Power Play - Lauren Landish Page 0,4

like a five-year-old hopped up on Mountain Dew.

The noonday sun streams through the windows, and I’m so ecstatic over today’s news I feel like dancing, hopping from square to square.

My next-door neighbors probably think I’m crazy, but after listening to their loud wall-banging every other night for the past year, they can damn well listen to me celebrate a bit.

Especially for something this big.

And this is huge for me, finally a sign that I’m doing the right thing in chasing my dream.

I’ve gone to audition after audition and spent hours practicing lines, only to get turned down again and again.

Okay, I didn’t get turned down every time. I have scored a few small roles every now and then, but they were barely enough to keep the roof over my head in a city this expensive.

But it seems the one leading role I had in the way-off-Broadway production of Cleopatra that I was sure no one had even seen is actually paying off in a huge way.

When I’d gotten the call that the barely off-Broadway production of the same play was calling for a last-minute replacement, I’d been shocked. Actors don’t just lose roles like this, and even when they do, there’s an understudy waiting in the wings to take over.

But when the lead and the understudy get caught doing some rather bad things together, I guess it leaves a pretty gaping hole of opportunity. And the director had remembered my performance in the role.

Oh, God, let me say that again. She remembered me!

And now, I’m starring!

Me.

I jump onto my bed and fall back, bouncing on my ass a few times as my breath gushes out in a whoosh. “I did it, Carly! Can you believe it?”

I can hear her grin even through the thousands of miles between us. “Of course I can believe it! I’m the one who told you to ditch your ho-hum and chase your dreams. Seems like it’s working out for the both of us.”

She’s right.

Carly and I grew up together, private schools and debutante balls, privilege and wealth, which sounds like a dream come true.

We both knew how fortunate we were growing up, but coming from a family like that comes with expectations.

Lots of them. Plans are made for you, never taking into consideration that you might have some dreams of your own.

We’d both been good girls, not rocking the boat and always doing as our parents told us—good grades, attending the university they chose, representing the family at galas . . . all the upper-crust society shit.

Carly had even dated the guy her parents chose for her, like some modern-day arranged marriage between industry giants, but she had, at some point, decided she’d had enough.

She bailed on everything . . . except me. She dropped out school, broke up with the douchebag boyfriend, told her parents she wasn’t marrying for their business interests, and took off to Europe.

She’s been backpacking it ever since, initially using her trust fund, but when her parents tried to manipulate her with it, she eventually began truly making her own way in a smorgasbord of methods that was worthy of a whole documentary miniseries.

Since then, she’s been on a path of self-discovery and independence, living a carefree life, not having to answer to anyone for the first time ever, and more importantly, not being something she’s not to make someone else happy.
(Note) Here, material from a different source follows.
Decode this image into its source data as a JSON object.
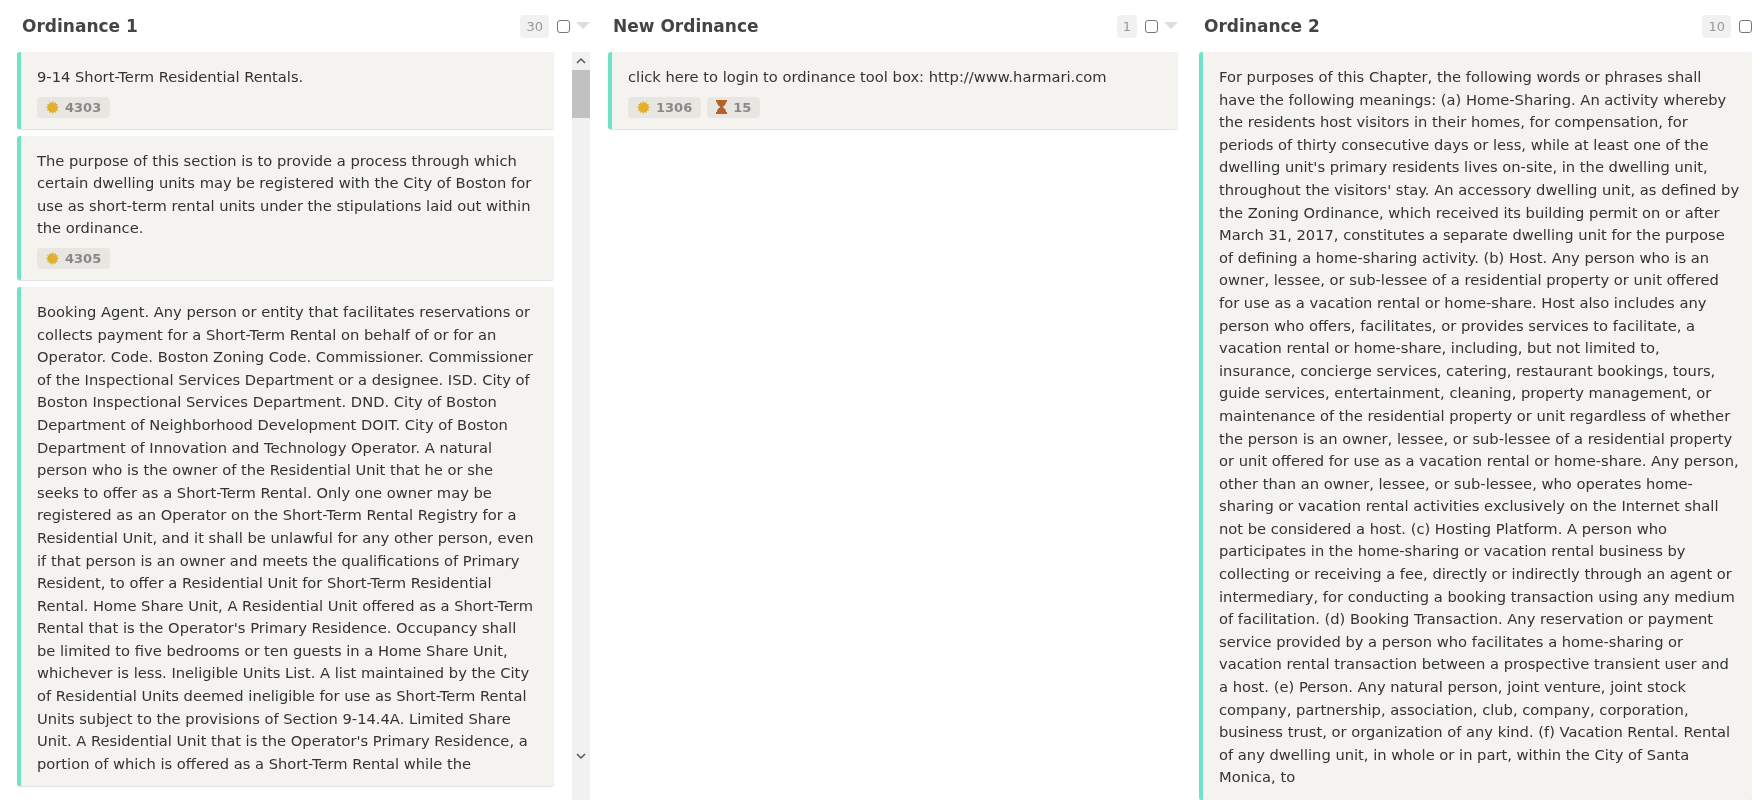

And I’d watched, awed at her gumption and guts and inspired to my own revolution, albeit on a smaller scale.

My only rebellion at the time had been to choose a major my parents detested.

I’d majored in Ancient Civilizations, probably the most useless degree in the world, according to my father, who wanted me to focus on something practical like business.

But I’d been a lover of ancient cultures my whole life, studying Greek mythology, Mayan ruins, Egyptian hieroglyphics, and more. As a little girl, I’d had to explain virtually every Halloween costume I’d worn. Yes, I know who Athena is, and of course, I know who Hera is. I had a habit of telling their history, relevance, and victories ad nauseam until people would just shove candy in my bag to get me to shut up.

Still, I had let one element of my fancy life affect my studies, as I’d loved focusing on the artifacts of the various time periods.

My mom had been slightly more understanding when I’d explained that the giddiness she got from diamonds, I got from ancient figurines and art.